What about the rate cuts made so far -- shouldn't they account for something?

Sagawa:

Well, they've already kicked in. But it depends on how the rate cuts actually work on the economy. In the carriers' case, the problem isn't so much that all of the sudden there's no money being lent. It's that the money that's being lent isn't going to risky projects like telecommunications. So it's a risk issue, not a money supply issue. The corporate market tends to be a little more responsive to interest rates, so that area, which has been weak in terms of capital spending, could pick up. But remember, IT capital spending in corporations tends to follow corporate profits. So until we start seeing profitability rise, it will be hard to project a rebound in capital spending. And the third thing is consumer spending, probably the most responsive to interest rate cuts. And we ought to have the most hope that the spending rebounds there.

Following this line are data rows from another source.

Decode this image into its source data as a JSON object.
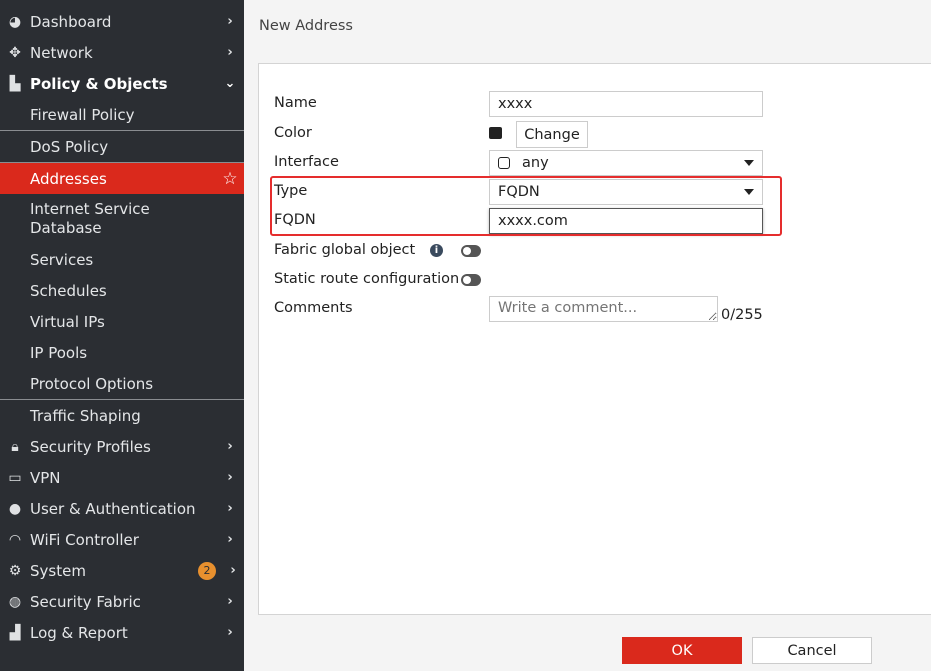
{
  "sidebar": {
    "items": [
      {
        "label": "Dashboard",
        "icon": "dashboard-icon"
      },
      {
        "label": "Network",
        "icon": "network-icon"
      },
      {
        "label": "Policy & Objects",
        "icon": "policy-icon"
      },
      {
        "label": "Firewall Policy"
      },
      {
        "label": "DoS Policy"
      },
      {
        "label": "Addresses"
      },
      {
        "label": "Internet Service Database"
      },
      {
        "label": "Services"
      },
      {
        "label": "Schedules"
      },
      {
        "label": "Virtual IPs"
      },
      {
        "label": "IP Pools"
      },
      {
        "label": "Protocol Options"
      },
      {
        "label": "Traffic Shaping"
      },
      {
        "label": "Security Profiles",
        "icon": "lock-icon"
      },
      {
        "label": "VPN",
        "icon": "laptop-icon"
      },
      {
        "label": "User & Authentication",
        "icon": "user-icon"
      },
      {
        "label": "WiFi Controller",
        "icon": "wifi-icon"
      },
      {
        "label": "System",
        "icon": "gear-icon",
        "badge": "2"
      },
      {
        "label": "Security Fabric",
        "icon": "fabric-icon"
      },
      {
        "label": "Log & Report",
        "icon": "chart-icon"
      }
    ],
    "active_color": "#da291c",
    "badge_color": "#e8902e"
  },
  "page": {
    "title": "New Address"
  },
  "form": {
    "name_label": "Name",
    "name_value": "xxxx",
    "color_label": "Color",
    "change_label": "Change",
    "interface_label": "Interface",
    "interface_value": "any",
    "type_label": "Type",
    "type_value": "FQDN",
    "fqdn_label": "FQDN",
    "fqdn_value": "xxxx.com",
    "fabric_label": "Fabric global object",
    "fabric_enabled": false,
    "static_label": "Static route configuration",
    "static_enabled": false,
    "comments_label": "Comments",
    "comments_placeholder": "Write a comment...",
    "comments_count": "0/255"
  },
  "footer": {
    "ok": "OK",
    "cancel": "Cancel"
  }
}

Do you see any sectors outside of telecom that might be less immune to visibility concerns?

Sagawa:

Undoubtedly, there's someplace where somebody's got a good idea that's going to grow like heck. In my sector, I can see some areas that are better than others. But on the whole the sentiment is so bad that it's even hard for me to say with great confidence that you'll make a near term return in any stock in my sector. That said, I think that consumer spending has a greater likelihood of rebounding more quickly. For that reason, I like companies like

Nokia

(NOK) - Get Report

or

Palm

(PALM)

, because I think their sales will rebound more quickly. These stocks have been beaten down and sell primarily to the consumer market. And both are high-quality companies with great products, leadership positions and great management. So, that's where I'd start now. I don't have a perfect crystal ball. And expect that sentiment in the sector is going to be bad for a little while. But that's where I'd be putting my money if I were going to be investing in communications technology.

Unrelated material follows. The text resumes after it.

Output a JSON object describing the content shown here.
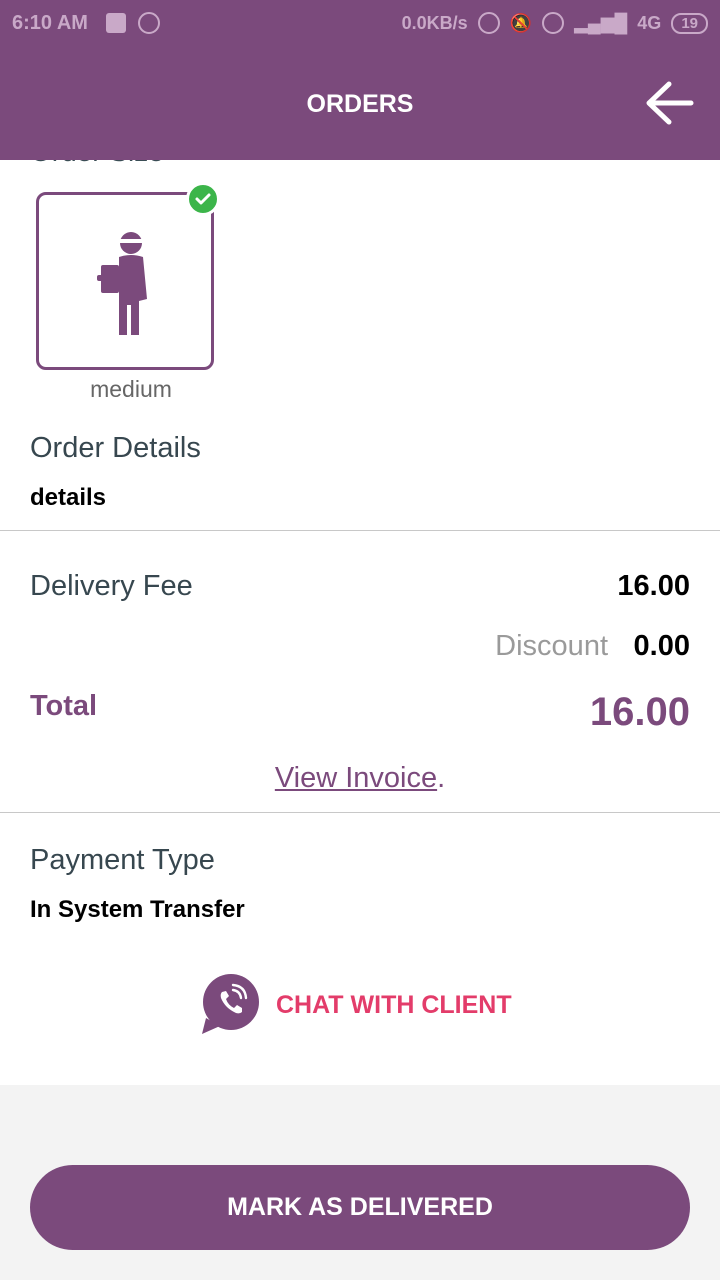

So how do these visibility issues crop up, and how could they be avoided?

Sagawa:

I think that when the companies talk about visibility, what I really think they're talking about is their own sense of confidence. One would argue that in July of 2000, the companies that thought they had visibility had little, but what they did have was misplaced confidence. And that level of confidence has plunged with every shocking decline in earnings. There's a large degree of distortion that happens inside the company as it goes up the chain of command. The salespeople talk with management, and tend to guild the lily anyway. The salesmen get their information from the customers. And there it's the engineers that are communicating with the sales people.

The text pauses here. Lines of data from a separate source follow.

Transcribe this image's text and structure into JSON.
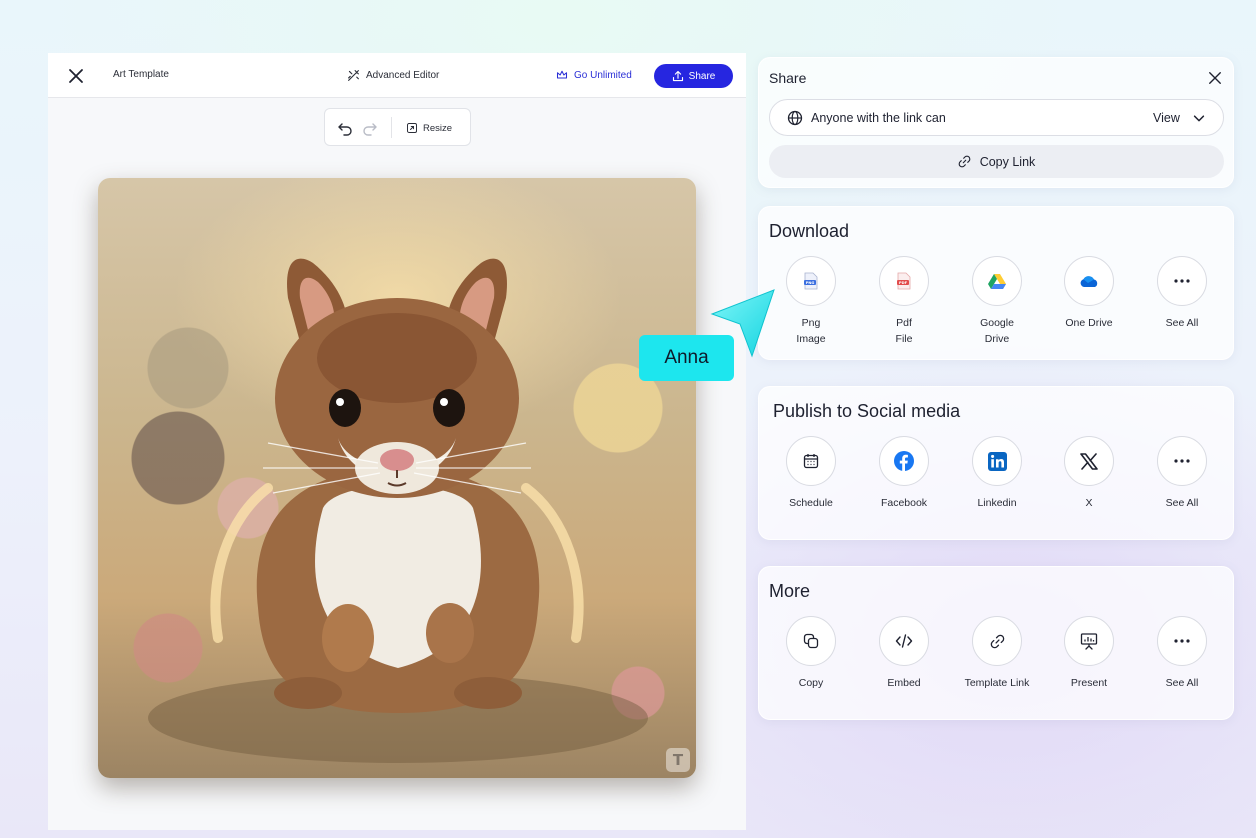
{
  "editor": {
    "title": "Art Template",
    "advanced_editor_label": "Advanced Editor",
    "go_unlimited_label": "Go Unlimited",
    "share_label": "Share",
    "toolbar": {
      "resize_label": "Resize"
    },
    "watermark_letter": "T",
    "accent_color": "#2626e0"
  },
  "share_panel": {
    "title": "Share",
    "access_text": "Anyone with the link can",
    "access_value": "View",
    "copy_link_label": "Copy Link"
  },
  "download": {
    "title": "Download",
    "options": [
      {
        "label": "Png\nImage",
        "icon": "png-file-icon"
      },
      {
        "label": "Pdf\nFile",
        "icon": "pdf-file-icon"
      },
      {
        "label": "Google\nDrive",
        "icon": "google-drive-icon"
      },
      {
        "label": "One Drive",
        "icon": "onedrive-icon"
      },
      {
        "label": "See All",
        "icon": "more-dots-icon"
      }
    ]
  },
  "social": {
    "title": "Publish to Social media",
    "options": [
      {
        "label": "Schedule",
        "icon": "calendar-icon"
      },
      {
        "label": "Facebook",
        "icon": "facebook-icon"
      },
      {
        "label": "Linkedin",
        "icon": "linkedin-icon"
      },
      {
        "label": "X",
        "icon": "x-logo-icon"
      },
      {
        "label": "See All",
        "icon": "more-dots-icon"
      }
    ]
  },
  "more": {
    "title": "More",
    "options": [
      {
        "label": "Copy",
        "icon": "copy-icon"
      },
      {
        "label": "Embed",
        "icon": "code-icon"
      },
      {
        "label": "Template Link",
        "icon": "link-icon"
      },
      {
        "label": "Present",
        "icon": "presentation-icon"
      },
      {
        "label": "See All",
        "icon": "more-dots-icon"
      }
    ]
  },
  "collaborator": {
    "name": "Anna",
    "color": "#1de6ee"
  }
}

The engineers are biased. They always want to build the best. So they're late to tell the sales people bad news. And the engineering side already has the issue of distorted information, because they're being told budget numbers from the financial side of their business. There is a constant war between the engineers and the financial side. And the engineers have always been able to go back and get more money later. So they have a natural skepticism about the conservatism of the accountants. So when they're told a budget figure, they instantly go back and add 25%. Until there is some sort of enforcement, they'll remain biased. So there is another lag delay, distortion. Finally, the financial side needs to raise money from the capital markets. Capital markets have been telling telecom carriers since midsummer that they're not interested in providing more funding. And the accountants have been sort of trying to bide their time, thinking the capital market will open up again. And it really doesn't look like it's going to happen. So finally, the accountants begin to believe the capital markets. And the accountants put the screws to the engineers, who are forced to cut nonessential investments. Finally it gets to top management of these companies. And this is the same process that happens at all of these companies.

If top management also did independent analysis of the capital markets, and whether or not their customers were going to be able to finance the deals, they might have come to a different conclusion.

Sagawa said Sanford Bernstein doesn't do any underwriting for any of the stocks mentioned in the interview.